8. The method according to claim 7, characterized in that, The historical semantic sentiment data includes actual adaptation weight parameters and simulated weight parameters for each of multiple sets of historical texts. The actual adaptation weight parameters are used to characterize the real weight values ​​of the corresponding set of historical texts, and the simulated weight parameters are used to characterize the simulated weight values ​​of the corresponding set of historical texts obtained through intent recognition. The determination of semantic error factors based on the historical semantic sentiment data includes: The error factor for each group of historical texts is determined based on the ratio between the actual adaptation weight parameters and the simulated weight parameters. Based on the error factors of each of the multiple sets of historical texts, the semantic error factor is obtained through statistical analysis.

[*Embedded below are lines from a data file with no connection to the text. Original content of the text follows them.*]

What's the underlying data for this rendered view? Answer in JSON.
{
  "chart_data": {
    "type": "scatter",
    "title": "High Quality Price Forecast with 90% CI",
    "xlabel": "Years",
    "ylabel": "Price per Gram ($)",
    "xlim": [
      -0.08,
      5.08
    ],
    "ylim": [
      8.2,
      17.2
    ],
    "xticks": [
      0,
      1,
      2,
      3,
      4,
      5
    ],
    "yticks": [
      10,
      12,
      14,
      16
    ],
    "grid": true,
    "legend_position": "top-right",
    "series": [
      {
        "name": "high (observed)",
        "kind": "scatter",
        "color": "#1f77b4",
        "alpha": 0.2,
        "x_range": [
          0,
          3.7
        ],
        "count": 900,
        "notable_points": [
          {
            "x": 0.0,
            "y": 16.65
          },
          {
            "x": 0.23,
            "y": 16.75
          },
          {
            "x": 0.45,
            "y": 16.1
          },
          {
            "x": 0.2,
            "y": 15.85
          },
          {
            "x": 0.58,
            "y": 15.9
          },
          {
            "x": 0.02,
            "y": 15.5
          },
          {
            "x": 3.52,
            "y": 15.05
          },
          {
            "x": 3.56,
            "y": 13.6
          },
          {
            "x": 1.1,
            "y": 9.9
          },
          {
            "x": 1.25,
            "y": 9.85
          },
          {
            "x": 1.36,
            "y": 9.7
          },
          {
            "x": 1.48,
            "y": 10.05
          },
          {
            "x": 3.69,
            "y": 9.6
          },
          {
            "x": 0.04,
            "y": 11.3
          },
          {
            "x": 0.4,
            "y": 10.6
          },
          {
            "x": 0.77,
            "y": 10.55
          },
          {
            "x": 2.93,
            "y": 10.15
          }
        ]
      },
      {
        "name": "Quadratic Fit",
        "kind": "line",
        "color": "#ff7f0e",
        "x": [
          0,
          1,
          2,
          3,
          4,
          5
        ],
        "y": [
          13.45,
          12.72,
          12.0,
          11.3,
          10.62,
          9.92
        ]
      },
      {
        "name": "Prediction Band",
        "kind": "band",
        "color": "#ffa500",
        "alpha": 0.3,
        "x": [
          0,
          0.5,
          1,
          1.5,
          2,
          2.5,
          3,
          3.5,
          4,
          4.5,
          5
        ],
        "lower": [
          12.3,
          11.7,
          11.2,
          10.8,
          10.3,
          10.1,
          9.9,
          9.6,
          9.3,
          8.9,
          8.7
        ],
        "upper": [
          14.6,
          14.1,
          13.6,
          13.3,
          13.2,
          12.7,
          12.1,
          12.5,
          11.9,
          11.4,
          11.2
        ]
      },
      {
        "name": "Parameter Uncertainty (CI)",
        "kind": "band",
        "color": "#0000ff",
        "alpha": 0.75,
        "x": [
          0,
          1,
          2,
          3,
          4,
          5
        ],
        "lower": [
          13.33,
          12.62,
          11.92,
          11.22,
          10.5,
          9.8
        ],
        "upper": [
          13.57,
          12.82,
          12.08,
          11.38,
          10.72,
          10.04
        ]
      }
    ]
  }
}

9. An intent recognition device, characterized in that, include: The data acquisition module is used to acquire the user data to be identified for the target user. The first identification module is used to perform intent identification based on the user data to be identified and the preset first intent identification auxiliary information to obtain an initial intent identification result set. The second identification module is used to update the first intention identification auxiliary information based on historical scene data of the intention identification scenario to obtain the second intention identification auxiliary information when the initial intention identification result set satisfies the first condition, and to perform intention identification based on the second intention identification auxiliary information and the user data to be identified to obtain the first final intention identification result. The first condition includes at least the following: the discriminant difference between any two different initial recognition results in the initial intent recognition result set is greater than a preset discriminant difference threshold.

10. A non-transitory computer-readable storage medium having a computer program stored thereon, characterized in that, When the computer program is executed by a processor, it implements the method described in any one of claims 1-8.

11. A computer program product comprising computer instructions, characterized in that, When the computer instructions are executed by the processor, they implement the method described in any one of claims 1-8.

12. A computer device, characterized in that, The method includes a processor, a memory, and a computer program stored in the memory and configured to be executed by the processor, wherein the processor, when executing the computer program, implements the method of any one of claims 1-8.